When you watch a movie, you see substantially less than one percent of what happens to the protagonist throughout the course of the events the story depicts. You might see them flee the scene of a crime, stake their life on a leap of faith, or reunite with a loved one. You won’t see them brush their teeth, wait in line at the DMV, or sleep—unless these interstitial segments are shown to illuminate something deeper: reflection, peace, internal struggle.
The filmmaker’s job is to select a few fleeting moments from the vast expanse of the protagonist’s life and stitch them together into a cohesive story. How do they decide what to shoot and what to skip? The basis for selection is simple and profound: shoot the change. An inciting incident throws a character’s equilibrium out of whack. A series of complications makes a tough situation worse. A crisis threatens everything they care about. A reversal subverts their assumptions. A choice defines who they become.
Audiences have ruthlessly short attention spans, and stasis is boring. For a scene to be worth shooting, something must be changing, whether it’s a character’s world, relationships, perspective, or identity. The sum of those changes is the story.
Plot twist: We apply the same principle to software engineering. The Epistemix platform gives analysts and data scientists the tools they need to simulate how human populations grow, change, and behave under different conditions. The State of Indiana uses our platform to assess the potential impacts of different policies. Freeman, the world’s largest event-services firm, uses our platform to evaluate when and how to reopen conventions safely as the world recovers from COVID-19. Throughout the pandemic, we’ve worked with school districts across the country to identify the best mitigation measures for their communities. Preeminent organizations like RAND and MITRE equip their researchers with our software.
So, how does it actually work? Our platform is a digital reflection of the real world. It contains a synthetic population that represents every American as a digital person. The synthetic population includes households, incomes, neighborhoods, schools, and workplaces, as well as demographic characteristics including age, sex, and race. These digital people live out their virtual lives in our virtual versions of Chicago, Houston, New York, San Francisco, etc. But that’s just the beginning. The real power lies in the fact that you can use the platform to introduce an intervention and then sit back and watch how it plays out, risk free. Basically, you can test ideas in silicon before committing to them in reality.
The complexity of a simulation goes up exponentially as you increase the number of people and interventions represented—all of them interacting at different times and in different locations, every interaction cascading into yet more interactions with multiple orders of effects rippling out through the network. That’s a lot of computation. Competing modeling platforms get bogged down with virtual populations that number in the tens of thousands—rendering them ineffective for modeling even modestly sized towns—but our platform handles millions of people and can simulate entire cities, states, and even countries.
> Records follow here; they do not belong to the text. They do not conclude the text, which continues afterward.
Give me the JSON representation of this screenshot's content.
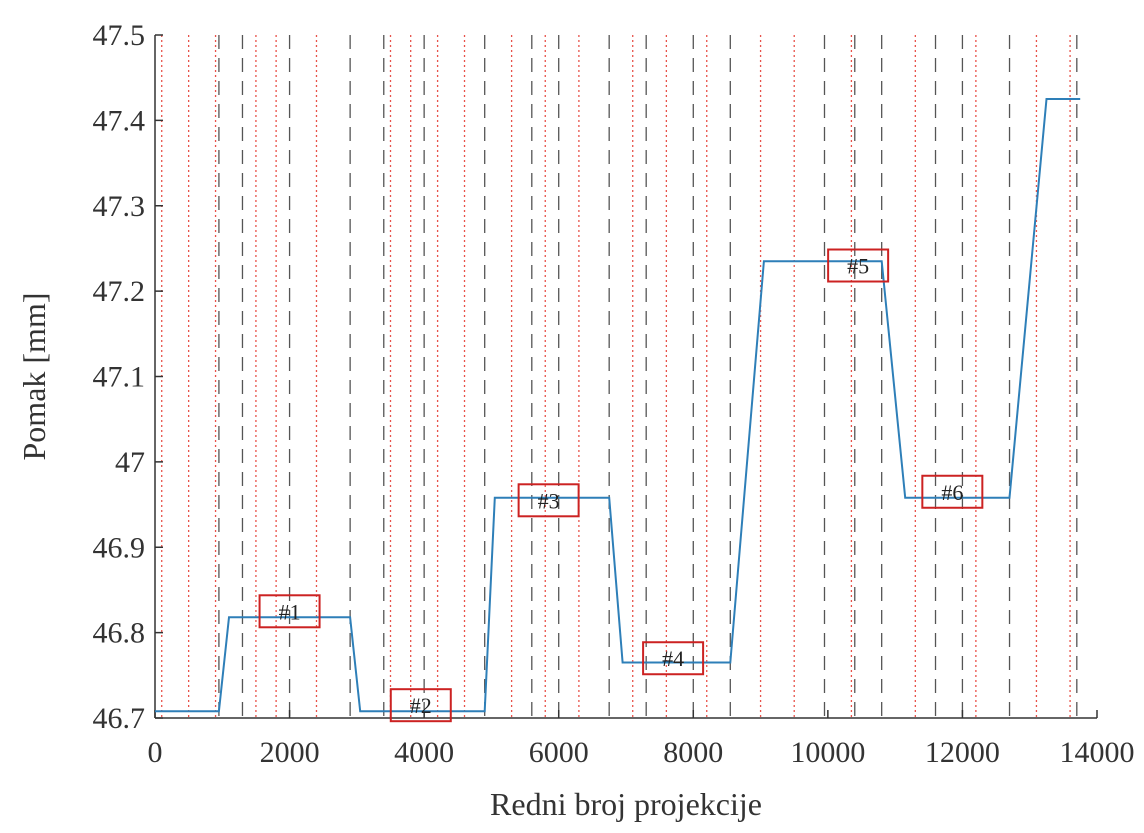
{
  "chart_data": {
    "type": "line",
    "title": "",
    "xlabel": "Redni broj projekcije",
    "ylabel": "Pomak [mm]",
    "xlim": [
      0,
      14000
    ],
    "ylim": [
      46.7,
      47.5
    ],
    "x_ticks": [
      0,
      2000,
      4000,
      6000,
      8000,
      10000,
      12000,
      14000
    ],
    "x_tick_labels": [
      "0",
      "2000",
      "4000",
      "6000",
      "8000",
      "10000",
      "12000",
      "14000"
    ],
    "y_ticks": [
      46.7,
      46.8,
      46.9,
      47.0,
      47.1,
      47.2,
      47.3,
      47.4,
      47.5
    ],
    "y_tick_labels": [
      "46.7",
      "46.8",
      "46.9",
      "47",
      "47.1",
      "47.2",
      "47.3",
      "47.4",
      "47.5"
    ],
    "grid": false,
    "series": [
      {
        "color": "#2e7fb8",
        "x": [
          0,
          950,
          1100,
          2900,
          3050,
          4900,
          5050,
          6750,
          6950,
          8550,
          9050,
          10800,
          11150,
          12700,
          13250,
          13750
        ],
        "y": [
          46.708,
          46.708,
          46.818,
          46.818,
          46.708,
          46.708,
          46.958,
          46.958,
          46.765,
          46.765,
          47.235,
          47.235,
          46.958,
          46.958,
          47.425,
          47.425
        ]
      }
    ],
    "dashed_lines": {
      "color": "#555555",
      "x": [
        950,
        1300,
        2000,
        2900,
        3400,
        4000,
        4900,
        5600,
        6000,
        6750,
        7300,
        8000,
        8550,
        9950,
        10400,
        10800,
        11600,
        12000,
        12700,
        13700
      ]
    },
    "dotted_lines": {
      "color": "#e8524a",
      "x": [
        100,
        500,
        900,
        1500,
        1800,
        2400,
        3500,
        3800,
        4200,
        4600,
        5300,
        5800,
        6300,
        7100,
        7600,
        8200,
        9000,
        9500,
        10350,
        11300,
        12200,
        13100,
        13600
      ]
    },
    "annotations": [
      {
        "text": "#1",
        "x": 2000,
        "y": 46.825,
        "border": "#cc2222"
      },
      {
        "text": "#2",
        "x": 3950,
        "y": 46.715,
        "border": "#cc2222"
      },
      {
        "text": "#3",
        "x": 5850,
        "y": 46.955,
        "border": "#cc2222"
      },
      {
        "text": "#4",
        "x": 7700,
        "y": 46.77,
        "border": "#cc2222"
      },
      {
        "text": "#5",
        "x": 10450,
        "y": 47.23,
        "border": "#cc2222"
      },
      {
        "text": "#6",
        "x": 11850,
        "y": 46.965,
        "border": "#cc2222"
      }
    ]
  }
}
How do we do it? We shoot the change.
Say you’re using our platform to simulate the spread of seasonal flu through New York City. Now, imagine that a symptomatic sixth grader sneezes on the classmate sitting next to her. That sneeze carries some probability of infecting the classmate, and the classmate could in turn spread the influenza virus to other students, their families, and beyond. Our platform computes that blooming possibility space. But what if the sneeze never happened? What if no vector for viral spread presents itself? Then the classmate never gets infected or infects others. In this case, our platform doesn’t bother to compute the classmate’s movements and activities because those movements and activities don’t contribute to what the model was designed to measure: the spread of seasonal flu through New York City.
When you run a simulation on our platform, it only plays out interactions and events that impact the outcome you’re trying to measure. We only shoot the change. Or, rather, we only compute the change. This architecture is what makes our software computationally efficient and gives us the power to model human communities with realistic social dynamics—making it possible to answer questions like what the consequences of a particular policy might be or what mitigation measures would be most effective in slowing the spread of a disease.
What does this mean for users? A lot less work. Carl Sagan said that “if you wish to make an apple pie from scratch, you must first invent the universe.” If you want to model seasonal flu in New York City, the model already includes a simulacrum of the Big Apple. Because our platform comes with a digital universe preinstalled, all you need to do is write simple rules for how the flu spreads and make any necessary changes, like whether or not people who get the flu stay home or continue their normal behavioral patterns within the simulation. This also allows you to operate at a natural level of analysis, avoiding statistical complications like adjusting rules to scale when downsampling. Having a modular, extensible platform means that you can easily model different scenarios and compare results, accelerating actionable outcomes.
Like screenwriters, our software engineers trim away excess material until only the most important things are left: the kernels that shape what happens next. Credits might not roll after our simulations run their course, but the insights they reveal are invaluable for any leader facing a tough decision where the stakes are as high as a Hollywood blockbuster.